Ex-doctor linked to HIV data leak admits to charge under OSA, gets more jail time for not giving urine sample

Ler Teck Siang has been sentenced to an additional 10 months' jail. PHOTO: ST FILE

SINGAPORE - The former doctor who was embroiled in the HIV registry data leak last year has been sentenced to an additional 10 months' jail for failing to provide narcotics officers with his urine sample.

Ler Teck Siang, 39, also admitted to a charge under the Official Secrets Act (OSA) for failing to retain possession of the information relating to the HIV registry.

This charge was taken into consideration during the latest sentencing on Monday (Dec 21), which marks the end of criminal proceedings against Ler, should there be no further appeals.

Ler, a former head of the National Public Health Unit, had refused to provide his urine specimen to narcotics officers after he was arrested with a drug abuser at the Conrad Centennial hotel on March 2, 2018, the district court had found.

He was found guilty of injecting drug into abusers for a fee and for possessing drug utensils. Ler was sentenced to 15 months' jail for these crimes. This is on top of his two-year sentence for helping his HIV-positive former partner, American Mikhy Farrera-Brochez, dupe authorities into issuing him a work pass.

Ler, who was struck off the medical register earlier this year, had claimed trial for all his charges except for the charge relating to the OSA.

In the latest trial, Ler, who represented himself, claimed that he did not believe the Central Narcotics Bureau (CNB) officers were giving him a "legal order" to provide the urine sample.
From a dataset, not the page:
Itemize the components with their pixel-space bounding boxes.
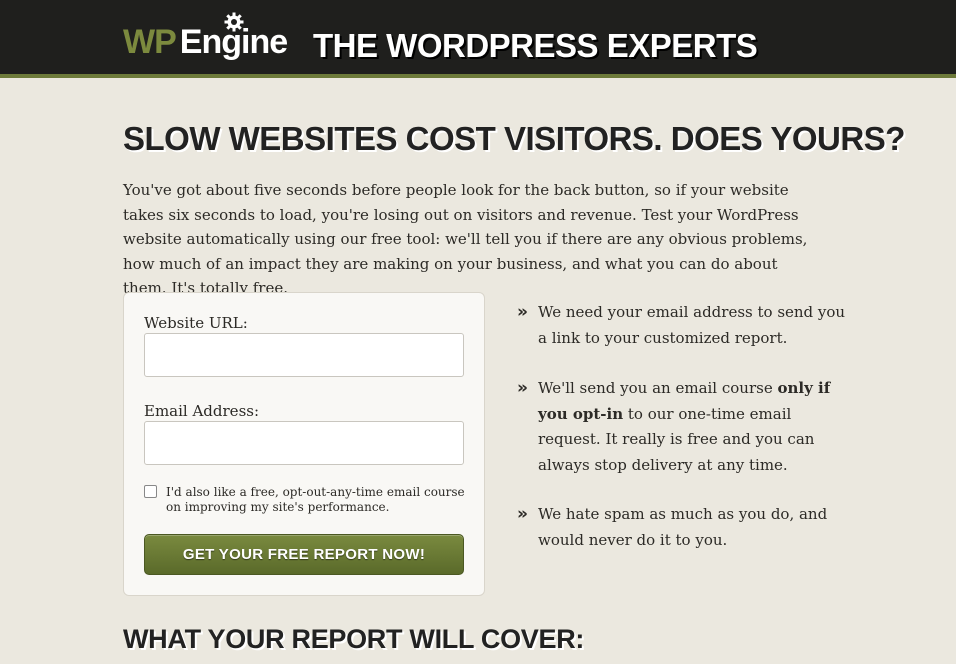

He also alleged that the officers did not give him a time frame for providing the sample and did not instruct him how much urine he should provide, nor told him into which receptacle to do so.

Ler charged that he could have "just produced a drop of urine" in his pants and that "would have been providing urine."

On Monday, District Judge Carol Ling said that whether Ler refused to give a urine specimen or had failed to give one, the fact remains that no urine sample was produced to the CNB officers.

She added that his allegations in the trial were just afterthoughts.

Deputy Public Prosecutor (DPP) Lu Yiwei asked for 10 months' jail, noting that Ler had "outrightly defied" the authority of the CNB officers.

He had also claimed trial to the charge despite not having any excuse to, and had concocted "creative excuses" for his failure to provide a urine specimen, said DPP Lu.

Details of 14,200 HIV-positive patients were leaked online by Farrera-Brochez in the HIV registry scandal.

Farrera-Brochez was sentenced to two years' jail by an American court for using the stolen HIV database to extort from the Singapore Government.